Proof-theoretic Semantics and Tactical Proof

TL;DR

This paper introduces a unified framework for understanding problem-solving using logic, emphasizing proof-theoretic validity and tactical proof to connect arguments, inference, and search processes.

Contribution

It develops a general, uniform framework based on proof-theoretic validity and tactical proof to model reasoning and problem-solving in logical systems.

Findings

Defines a notion of validity for arguments based on proof-theoretic principles

Relates arguments, inference, and search through tactical proof theory

Provides a comprehensive framework for logic-based problem-solving

Abstract

The use of logical systems for problem-solving may be as diverse as in proving theorems in mathematics or in figuring out how to meet up with a friend.
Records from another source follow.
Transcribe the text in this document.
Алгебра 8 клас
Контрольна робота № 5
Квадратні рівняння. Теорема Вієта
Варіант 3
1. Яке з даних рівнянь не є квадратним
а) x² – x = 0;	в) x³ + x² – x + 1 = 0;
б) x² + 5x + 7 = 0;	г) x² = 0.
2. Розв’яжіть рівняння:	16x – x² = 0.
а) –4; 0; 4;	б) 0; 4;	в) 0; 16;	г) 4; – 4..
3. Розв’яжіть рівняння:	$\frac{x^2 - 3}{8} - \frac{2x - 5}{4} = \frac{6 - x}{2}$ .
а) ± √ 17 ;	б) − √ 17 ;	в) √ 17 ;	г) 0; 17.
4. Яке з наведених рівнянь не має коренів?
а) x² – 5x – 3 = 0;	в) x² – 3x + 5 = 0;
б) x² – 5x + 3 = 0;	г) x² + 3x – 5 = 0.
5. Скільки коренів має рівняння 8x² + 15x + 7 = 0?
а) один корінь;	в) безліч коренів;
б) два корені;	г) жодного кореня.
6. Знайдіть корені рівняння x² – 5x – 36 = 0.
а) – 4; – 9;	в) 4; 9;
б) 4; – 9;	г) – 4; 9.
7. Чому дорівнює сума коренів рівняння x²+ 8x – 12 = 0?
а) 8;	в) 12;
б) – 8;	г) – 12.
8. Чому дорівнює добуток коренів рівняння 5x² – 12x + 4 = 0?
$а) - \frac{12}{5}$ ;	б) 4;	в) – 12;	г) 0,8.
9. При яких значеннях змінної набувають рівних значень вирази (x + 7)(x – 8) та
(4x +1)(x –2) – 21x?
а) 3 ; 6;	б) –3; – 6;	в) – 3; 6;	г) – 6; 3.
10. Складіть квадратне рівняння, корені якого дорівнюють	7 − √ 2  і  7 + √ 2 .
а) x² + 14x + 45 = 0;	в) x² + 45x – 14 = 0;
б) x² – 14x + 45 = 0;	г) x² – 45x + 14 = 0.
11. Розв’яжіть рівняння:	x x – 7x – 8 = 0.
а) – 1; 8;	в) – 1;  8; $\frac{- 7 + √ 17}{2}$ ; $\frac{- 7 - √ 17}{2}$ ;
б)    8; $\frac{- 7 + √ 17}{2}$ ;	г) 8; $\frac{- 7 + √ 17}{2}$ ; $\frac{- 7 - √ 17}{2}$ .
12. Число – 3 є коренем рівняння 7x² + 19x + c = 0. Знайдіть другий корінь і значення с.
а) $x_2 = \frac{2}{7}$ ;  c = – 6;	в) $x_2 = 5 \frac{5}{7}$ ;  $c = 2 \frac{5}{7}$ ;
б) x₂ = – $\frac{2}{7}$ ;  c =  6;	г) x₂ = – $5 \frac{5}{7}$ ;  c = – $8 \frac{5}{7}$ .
In either case, the problem solving activity is captured by the search for an \emph{argument}, broadly conceived as a certificate for a solution to the problem. Crucially, for such a certificate to be a solution, it has be \emph{valid}, and what makes it valid is that they are well-constructed according to a notion of inference for the underlying logical system. We provide a general framework uniformly describing the use of logic as a mathematics of reasoning in the above sense. We use proof-theoretic validity in the Dummett-Prawitz tradition to define validity of arguments, and use the theory of tactical proof to relate arguments, inference, and search.